With an Abundance of Confidence, U.S. Gives an Advanced Class in Cool


And then, almost without warning, Alex Morgan slipped the ball through to Heath. Her cross missed Sam Mewis, hurtling into the box, but found Rapinoe, who elegantly slid the ball home. Even under the most intense pressure France could generate, even in the caldron the stadium had become, Rapinoe was perfectly unfazed, her calm, and that of her teammates, absolute.

The celebration of that goal offered a reminder that these players are only human. There was no choreographed display, as there had been against Thailand and Chile, only raw emotion: fists pumping the air and bodies clambering on Rapinoe’s back. What happened in the final few minutes emphasized that: the U.S. is not impervious to the scale of its achievements, or the scope of its expectations.

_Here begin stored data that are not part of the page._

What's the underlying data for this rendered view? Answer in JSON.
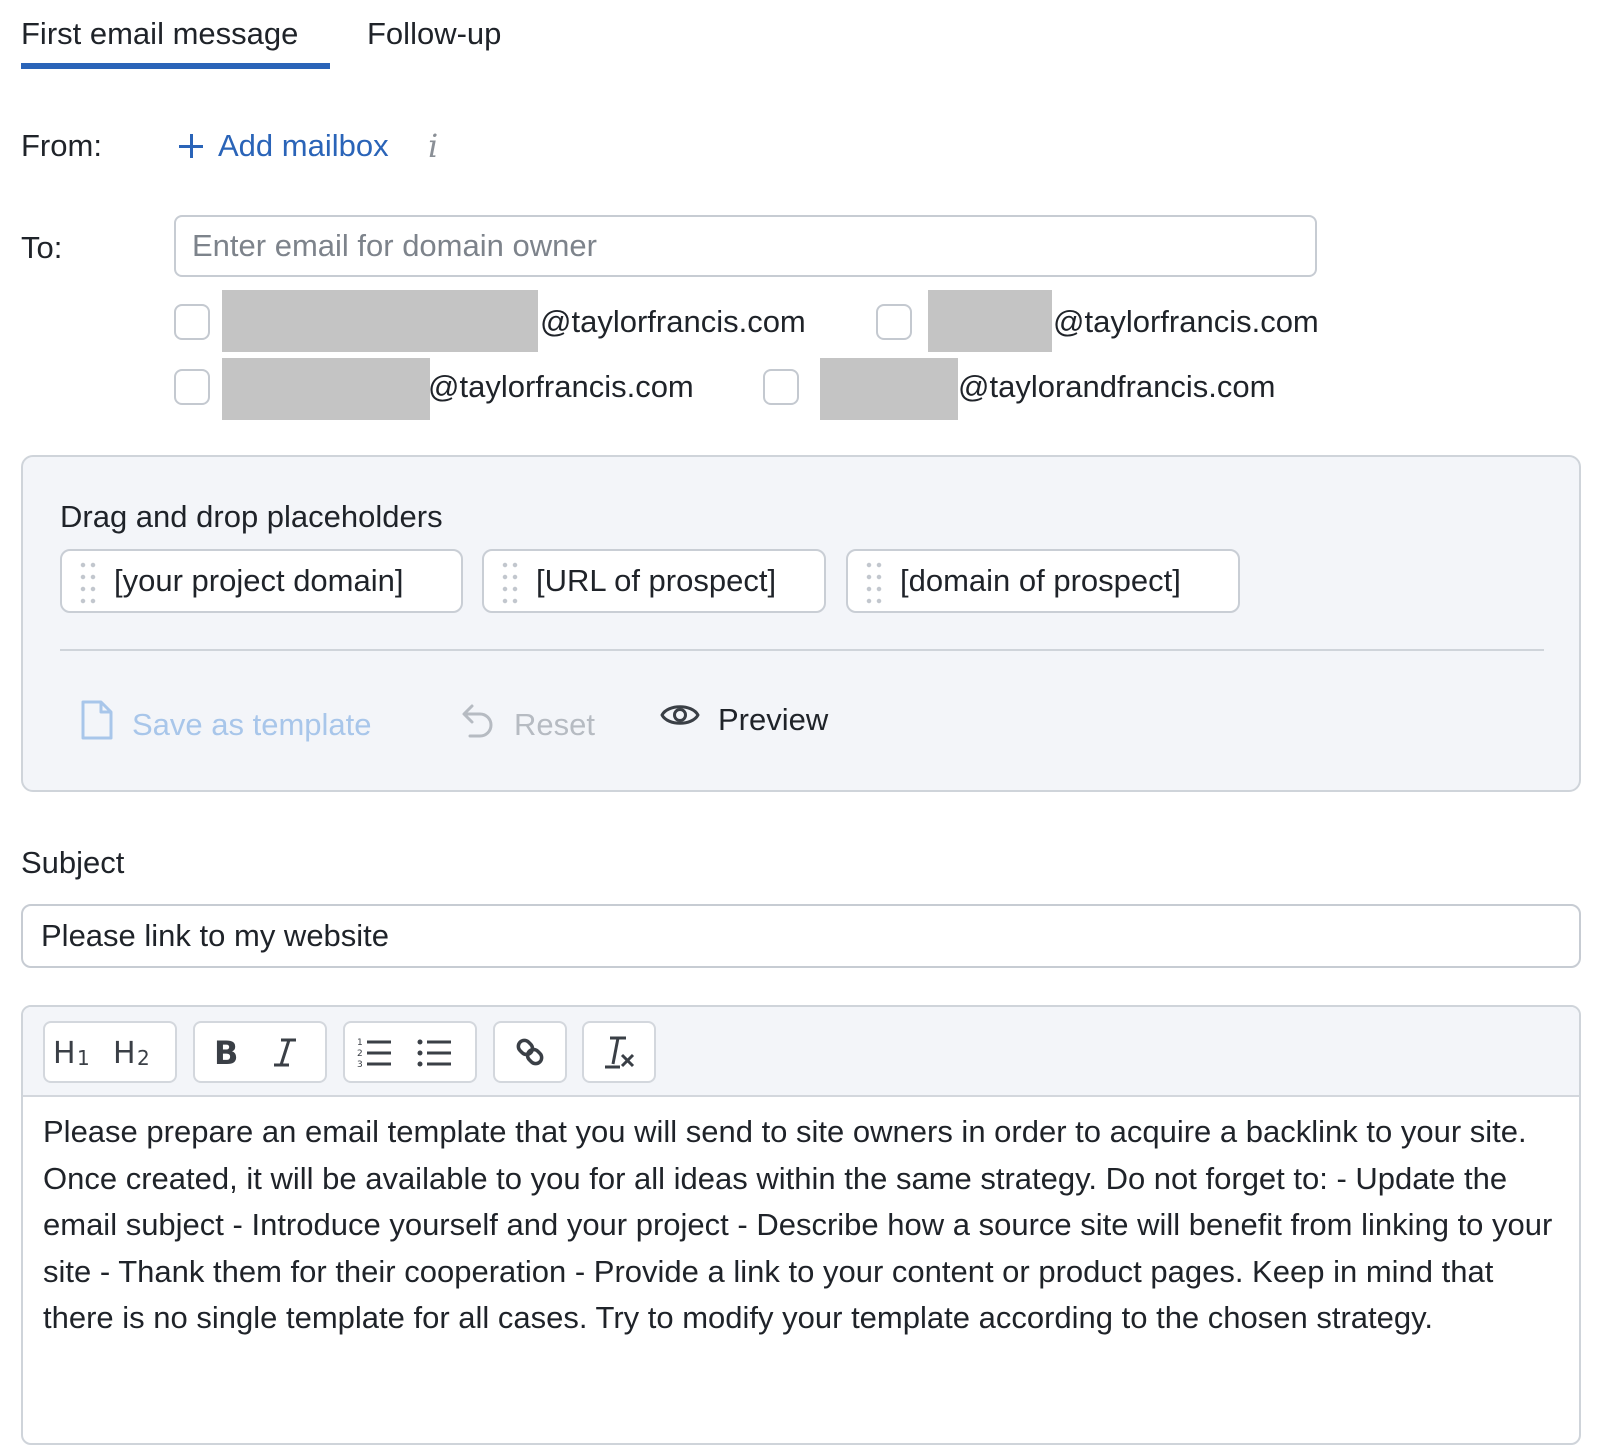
{
  "tabs": [
    {
      "label": "First email message",
      "active": true
    },
    {
      "label": "Follow-up",
      "active": false
    }
  ],
  "from": {
    "label": "From:",
    "add_mailbox_label": "Add mailbox",
    "info_icon": "info-icon"
  },
  "to": {
    "label": "To:",
    "placeholder": "Enter email for domain owner",
    "suggestions": [
      {
        "domain": "@taylorfrancis.com",
        "checked": false
      },
      {
        "domain": "@taylorfrancis.com",
        "checked": false
      },
      {
        "domain": "@taylorfrancis.com",
        "checked": false
      },
      {
        "domain": "@taylorandfrancis.com",
        "checked": false
      }
    ]
  },
  "placeholders_panel": {
    "title": "Drag and drop placeholders",
    "chips": [
      "[your project domain]",
      "[URL of prospect]",
      "[domain of prospect]"
    ],
    "actions": {
      "save_template": "Save as template",
      "reset": "Reset",
      "preview": "Preview"
    }
  },
  "subject": {
    "label": "Subject",
    "value": "Please link to my website"
  },
  "editor": {
    "toolbar": [
      "h1",
      "h2",
      "bold",
      "italic",
      "ordered-list",
      "bullet-list",
      "link",
      "clear-format"
    ],
    "body": "Please prepare an email template that you will send to site owners in order to acquire a backlink to your site. Once created, it will be available to you for all ideas within the same strategy. Do not forget to: - Update the email subject - Introduce yourself and your project - Describe how a source site will benefit from linking to your site - Thank them for their cooperation - Provide a link to your content or product pages. Keep in mind that there is no single template for all cases. Try to modify your template according to the chosen strategy."
  },
  "colors": {
    "accent": "#2a64b8",
    "panel_bg": "#f3f5f9",
    "disabled_link": "#a8c6ea",
    "redaction": "#c4c4c4"
  }
}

That it survived, though, speaks volumes, speaks louder. The United States did not crack. It did not make mistakes. It did what had to be done: It carried the ball to the corner, it wasted time. It tried to seek contact, to win cheap fouls, to slow the French advance, to draw the sting. And it worked. Through those seconds that felt like lifetimes, the United States held on.

Only at the end, when the circus was over, did the players allow themselves a little release. O’Hara sought out Heath and picked her clean off the ground. The substitutes’ bench emptied, as France’s players stood stock still, unable to move, their own dream over in front of their own crowd.

Rapinoe and her teammates made sure to console them, to offer some words of solace: they are human, hard-nosed but not hardhearted. France’s journey ends here. The United States, unrelenting and inexorable, keeps moving forward, the circus left behind in its dust.